EMC Pulls YouTube Video Making Fun of Oracle CEO Larry Ellison and his “Cloud in a Box”

EMC Greenplum has pulled a YouTube video it produced that depicted Larry Ellison with a gift box tied to the fly of his pants.

It was supposed to be a joke about Oracle’s “cloud in a box,” strategy. Now it has turned out to be an embarrassment and EMC has removed it.

David Linthicum posted the video late last week. At the time, the video was making the rounds on various video communities. Now we can’t find a copy of of the video on any site, anywhere.

The video is part of a series EMC is doing that features a Larry Ellison impersonator as the Exalogic machine and the supposedly cool guy from EMC as EMC Greenplum. The spots are obvious copies of Apple’s “I’m a Mac,” ad campaign. The only problem? These videos are hokey.

In this video, EMC makes a joke of Oracle’s pipeline and how big it is. Yes, they also make a joke about artificial enhancement.

Classy, huh?

When he posted the article on InfoWorld, Linthicum had this to say about the video:

Don’t get me wrong: I’m all for having technology company take innovative approaches to marketing, such as stealing premises from Apple and hiring actors that look like billionaire software executives and attaching props to their crotch. However, EMC cloud is missing the core message and, thus, any potential customers it is trying to reach.
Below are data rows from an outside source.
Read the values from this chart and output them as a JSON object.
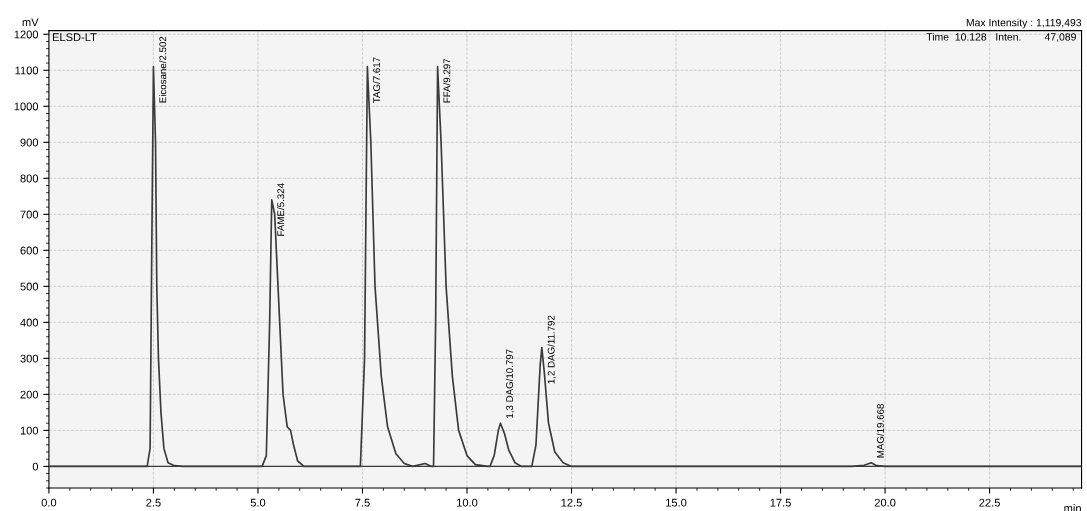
{
  "chart_data": {
    "type": "line",
    "title": "ELSD-LT",
    "xlabel": "min",
    "ylabel": "mV",
    "x": [
      0,
      2.35,
      2.42,
      2.46,
      2.5,
      2.55,
      2.58,
      2.62,
      2.68,
      2.75,
      2.85,
      3.0,
      3.2,
      5.1,
      5.2,
      5.28,
      5.33,
      5.4,
      5.5,
      5.6,
      5.7,
      5.78,
      5.85,
      5.95,
      6.1,
      7.45,
      7.55,
      7.617,
      7.7,
      7.8,
      7.95,
      8.1,
      8.3,
      8.5,
      8.7,
      9.0,
      9.15,
      9.2,
      9.25,
      9.297,
      9.38,
      9.5,
      9.65,
      9.8,
      10.0,
      10.2,
      10.5,
      10.55,
      10.65,
      10.75,
      10.8,
      10.9,
      11.0,
      11.15,
      11.3,
      11.55,
      11.65,
      11.75,
      11.79,
      11.85,
      11.95,
      12.1,
      12.3,
      12.5,
      19.2,
      19.5,
      19.67,
      19.8,
      20.0,
      24.7
    ],
    "series": [
      {
        "color": "#3a3a3a",
        "values": [
          0,
          0,
          50,
          600,
          1110,
          900,
          500,
          300,
          150,
          50,
          10,
          2,
          0,
          0,
          30,
          400,
          740,
          700,
          450,
          200,
          110,
          100,
          60,
          15,
          0,
          0,
          300,
          1110,
          900,
          500,
          250,
          110,
          35,
          8,
          0,
          8,
          0,
          0,
          400,
          1110,
          900,
          500,
          250,
          100,
          30,
          5,
          0,
          0,
          30,
          100,
          120,
          90,
          45,
          10,
          0,
          0,
          60,
          280,
          330,
          260,
          120,
          40,
          10,
          0,
          0,
          3,
          10,
          2,
          0,
          0
        ]
      }
    ],
    "xlim": [
      0,
      24.7
    ],
    "ylim": [
      -60,
      1210
    ],
    "xticks": [
      {
        "value": 0,
        "label": "0.0"
      },
      2.5,
      {
        "value": 5,
        "label": "5.0"
      },
      7.5,
      {
        "value": 10,
        "label": "10.0"
      },
      12.5,
      {
        "value": 15,
        "label": "15.0"
      },
      17.5,
      {
        "value": 20,
        "label": "20.0"
      },
      22.5
    ],
    "yticks": [
      0,
      100,
      200,
      300,
      400,
      500,
      600,
      700,
      800,
      900,
      1000,
      1100,
      1200
    ],
    "ref_lines": [
      {
        "axis": "y",
        "value": 0,
        "color": "#3a3a3a"
      }
    ],
    "grid": true,
    "line_style": "solid",
    "marker": "none",
    "annotations": [
      {
        "text": "Eicosane/2.502",
        "x": 2.502,
        "y": 1110
      },
      {
        "text": "FAME/5.324",
        "x": 5.324,
        "y": 740
      },
      {
        "text": "TAG/7.617",
        "x": 7.617,
        "y": 1110
      },
      {
        "text": "FFA/9.297",
        "x": 9.297,
        "y": 1110
      },
      {
        "text": "1,3 DAG/10.797",
        "x": 10.797,
        "y": 120
      },
      {
        "text": "1,2 DAG/11.792",
        "x": 11.792,
        "y": 330
      },
      {
        "text": "MAG/19.668",
        "x": 19.668,
        "y": 10
      },
      "Max Intensity : 1,119,493",
      "Time  10.128   Inten.        47,089"
    ]
  }
}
Linthicum states it best when he says both Oracle and EMC really want you to buy more software and hardware. That really is about the extent of it.

He’s right. Both Oracle and EMC are trying to sell customers on the need to buy millions of dollars in new data center equipment. Is that cloud computing? We hardy think so.

But they are not alone. It’s a trend we see emerging from Hewlett-Packard and Microsoft, too. The companies recently announced a new line of data warehouse appliances, designed for companies building private clouds. The $2 million appliances are intended to counter recent offerings from Oracle and IBM.